Consider two cylindrical capacitors connected in parallel.
- The total capacitance in the parallel combination is the sum of individual capacitances: CT = C1 + C2.
- Substituting the formulas for the capacitance, we have CT = (2πε₀l1 / ln(b1/a1)) + (2πε₀l2 / ln(b2/a2)).
Parallel Combination: Example
Continuing with the example of two cylindrical capacitors:
- Capacitor 1 has a length l1 = 10 cm, radius a1 = 2 cm, and radius b1 = 5 cm.
- Capacitor 2 has a length l2 = 15 cm, radius a2 = 3 cm, and radius b2 = 6 cm.
- Using the formula CT = (2πε₀l1 / ln(b1/a1)) + (2πε₀l2 / ln(b2/a2)), we can calculate the total capacitance in the parallel combination.
Parallel Combination: Example (2)
- Substituting the given values, CT = (2πε₀ * 10 cm / ln(5 cm/2 cm)) + (2πε₀ * 15 cm / ln(6 cm/3 cm)).
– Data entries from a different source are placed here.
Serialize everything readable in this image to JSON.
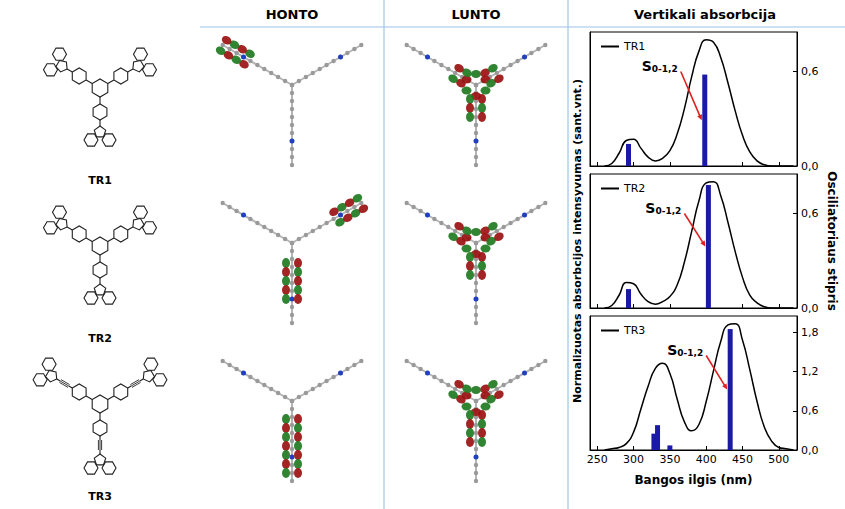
{
  "header": {
    "orbitals": [
      "HONTO",
      "LUNTO"
    ],
    "spectra": "Vertikali absorbcija"
  },
  "molecules": [
    "TR1",
    "TR2",
    "TR3"
  ],
  "spectra_axes": {
    "xlabel": "Bangos ilgis (nm)",
    "ylabel": "Normalizuotas absorbcijos intensyvumas (sant.vnt.)",
    "y2label": "Osciliatoriaus stipris"
  },
  "chart_data": [
    {
      "type": "line",
      "xlim": [
        240,
        525
      ],
      "xticks": [
        250,
        300,
        350,
        400,
        450,
        500
      ],
      "ylim": [
        0,
        1.05
      ],
      "y2lim": [
        0,
        0.85
      ],
      "y2ticks": [
        {
          "value": 0,
          "label": "0,0"
        },
        {
          "value": 0.6,
          "label": "0,6"
        }
      ],
      "tick_labels": "y",
      "legend": "upper left",
      "series": [
        {
          "name": "TR1",
          "type": "line",
          "color": "#000000",
          "x": [
            260,
            270,
            280,
            290,
            300,
            310,
            320,
            330,
            340,
            350,
            360,
            370,
            380,
            390,
            400,
            410,
            420,
            430,
            440,
            450,
            460,
            470,
            480,
            490,
            500,
            510,
            520
          ],
          "values": [
            0,
            0.02,
            0.1,
            0.2,
            0.21,
            0.14,
            0.07,
            0.04,
            0.06,
            0.12,
            0.25,
            0.45,
            0.7,
            0.9,
            0.99,
            0.97,
            0.85,
            0.65,
            0.43,
            0.24,
            0.11,
            0.04,
            0.01,
            0,
            0,
            0,
            0
          ]
        },
        {
          "type": "bar",
          "axis": "y2",
          "color": "#1a1aa6",
          "x": [
            293,
            398
          ],
          "values": [
            0.14,
            0.58
          ]
        }
      ],
      "annotations": [
        {
          "text": "S",
          "subscript": "0-1,2",
          "x": 398
        }
      ]
    },
    {
      "type": "line",
      "xlim": [
        240,
        525
      ],
      "xticks": [
        250,
        300,
        350,
        400,
        450,
        500
      ],
      "ylim": [
        0,
        1.05
      ],
      "y2lim": [
        0,
        0.85
      ],
      "y2ticks": [
        {
          "value": 0,
          "label": "0,0"
        },
        {
          "value": 0.6,
          "label": "0,6"
        }
      ],
      "tick_labels": "y",
      "legend": "upper left",
      "series": [
        {
          "name": "TR2",
          "type": "line",
          "color": "#000000",
          "x": [
            260,
            270,
            280,
            290,
            300,
            310,
            320,
            330,
            340,
            350,
            360,
            370,
            380,
            390,
            400,
            410,
            420,
            430,
            440,
            450,
            460,
            470,
            480,
            490,
            500,
            510,
            520
          ],
          "values": [
            0,
            0.02,
            0.1,
            0.2,
            0.19,
            0.11,
            0.05,
            0.03,
            0.05,
            0.09,
            0.18,
            0.36,
            0.6,
            0.84,
            0.98,
            0.99,
            0.88,
            0.67,
            0.44,
            0.24,
            0.1,
            0.04,
            0.01,
            0,
            0,
            0,
            0
          ]
        },
        {
          "type": "bar",
          "axis": "y2",
          "color": "#1a1aa6",
          "x": [
            293,
            403
          ],
          "values": [
            0.12,
            0.78
          ]
        }
      ],
      "annotations": [
        {
          "text": "S",
          "subscript": "0-1,2",
          "x": 403
        }
      ]
    },
    {
      "type": "line",
      "xlim": [
        240,
        525
      ],
      "xticks": [
        250,
        300,
        350,
        400,
        450,
        500
      ],
      "ylim": [
        0,
        1.05
      ],
      "y2lim": [
        0,
        2.05
      ],
      "y2ticks": [
        {
          "value": 0,
          "label": "0,0"
        },
        {
          "value": 0.6,
          "label": "0,6"
        },
        {
          "value": 1.2,
          "label": "1,2"
        },
        {
          "value": 1.8,
          "label": "1,8"
        }
      ],
      "legend": "upper left",
      "series": [
        {
          "name": "TR3",
          "type": "line",
          "color": "#000000",
          "x": [
            260,
            270,
            280,
            290,
            300,
            310,
            320,
            330,
            340,
            350,
            360,
            370,
            380,
            390,
            400,
            410,
            420,
            430,
            440,
            450,
            460,
            470,
            480,
            490,
            500,
            510,
            520
          ],
          "values": [
            0,
            0.01,
            0.02,
            0.05,
            0.14,
            0.32,
            0.5,
            0.64,
            0.68,
            0.6,
            0.4,
            0.22,
            0.15,
            0.2,
            0.38,
            0.62,
            0.85,
            0.98,
            0.99,
            0.86,
            0.63,
            0.38,
            0.18,
            0.07,
            0.02,
            0.01,
            0
          ]
        },
        {
          "type": "bar",
          "axis": "y2",
          "color": "#1a1aa6",
          "x": [
            328,
            333,
            350,
            433
          ],
          "values": [
            0.25,
            0.38,
            0.07,
            1.85
          ]
        }
      ],
      "annotations": [
        {
          "text": "S",
          "subscript": "0-1,2",
          "x": 433
        }
      ]
    }
  ]
}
- Simplifying the equation, CT = (20πε₀ / ln(2.5)) + (30πε₀ / ln(2)).
- Therefore, the total capacitance in the parallel combination is (20πε₀ / ln(2.5)) + (30πε₀ / ln(2)).
Recap and Summary
- Cylindrical capacitors have a cylindrical shape with conductive plates on the outer and inner surfaces.
- The formulas for the capacitance of cylindrical capacitors are C = 2πε₀l / ln(b/a).
- Series combination formula for cylindrical capacitors is CT = [(l1 * l2) / ((ln(b1/a1) * ln(b2/a2)) / (ln(b1/a1) + ln(b2/a2)))].
- Parallel combination formula for cylindrical capacitors is CT = (2πε₀l1 / ln(b1/a1)) + (2πε₀l2 / ln(b2/a2)).
- Examples were provided to illustrate the usage of the formulas.
Questions?
Do you have any questions related to the topics covered today? Feel free to ask for clarification or further explanation.